I pressed Enter to do all three options.
It does a bunch of stuff in a cmd.exe window.
It asks me to press Enter again. I do. It disappears.
I assume that is done.
Now I’m on to step 3 from the jekyll installation page.
I open a command prompt.
I type:
gem install jekyll bundler
Something happens Lots of success. 27 gems installed.

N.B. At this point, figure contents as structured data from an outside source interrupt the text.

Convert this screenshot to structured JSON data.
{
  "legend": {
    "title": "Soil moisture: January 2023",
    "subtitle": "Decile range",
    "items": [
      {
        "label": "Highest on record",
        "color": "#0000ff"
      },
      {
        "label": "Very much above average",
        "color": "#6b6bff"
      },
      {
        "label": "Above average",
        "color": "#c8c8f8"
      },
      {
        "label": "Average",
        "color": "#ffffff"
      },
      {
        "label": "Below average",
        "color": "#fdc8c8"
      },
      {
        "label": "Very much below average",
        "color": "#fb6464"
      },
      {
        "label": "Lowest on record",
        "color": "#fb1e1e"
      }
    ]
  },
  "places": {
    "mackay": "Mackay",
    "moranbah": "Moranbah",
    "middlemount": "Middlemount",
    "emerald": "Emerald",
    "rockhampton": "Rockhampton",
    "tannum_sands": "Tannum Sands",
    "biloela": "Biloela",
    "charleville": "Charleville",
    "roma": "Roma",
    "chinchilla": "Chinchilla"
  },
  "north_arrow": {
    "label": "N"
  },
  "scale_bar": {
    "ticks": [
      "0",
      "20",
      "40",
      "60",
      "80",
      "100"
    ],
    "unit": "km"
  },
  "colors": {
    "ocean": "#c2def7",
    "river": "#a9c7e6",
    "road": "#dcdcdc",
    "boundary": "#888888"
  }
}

Ok.
Now I do:
jekyll -v
and get:
jekyll 4.0.0
That is fin.
Creating the website
The command I need is:
jekyll new /cygdrive/c/Users/sfrieder/Documents/notebook/
It takes a while, but creates the site.
On my (corporate) PC, using C:\notebooks\
Then, update the gemfile in the site folder (C:\Users\sfrieder\notebook\
gem ‘bigdecimal’ gem ‘wdm’, ‘>= 0.1.0’ if Gem.win_platform?
Open a Cygwin terminal and do the following from your home directory:
~/bin/bundle install
This runs bundle which should… update packages? Not sure, but it seems to resolve dependencies.
Starting the Server
Navigate to the directory where the site is stored.
~/bin/bundle exec ~/bin/jekyll serve
This should run the server and ensure that all dependencies are downloaded
Running on a different port
I already have a jekyll running on one port so I can’t run on that port. It doesn’t automatically try a different port. How do I tell it to run on a different port?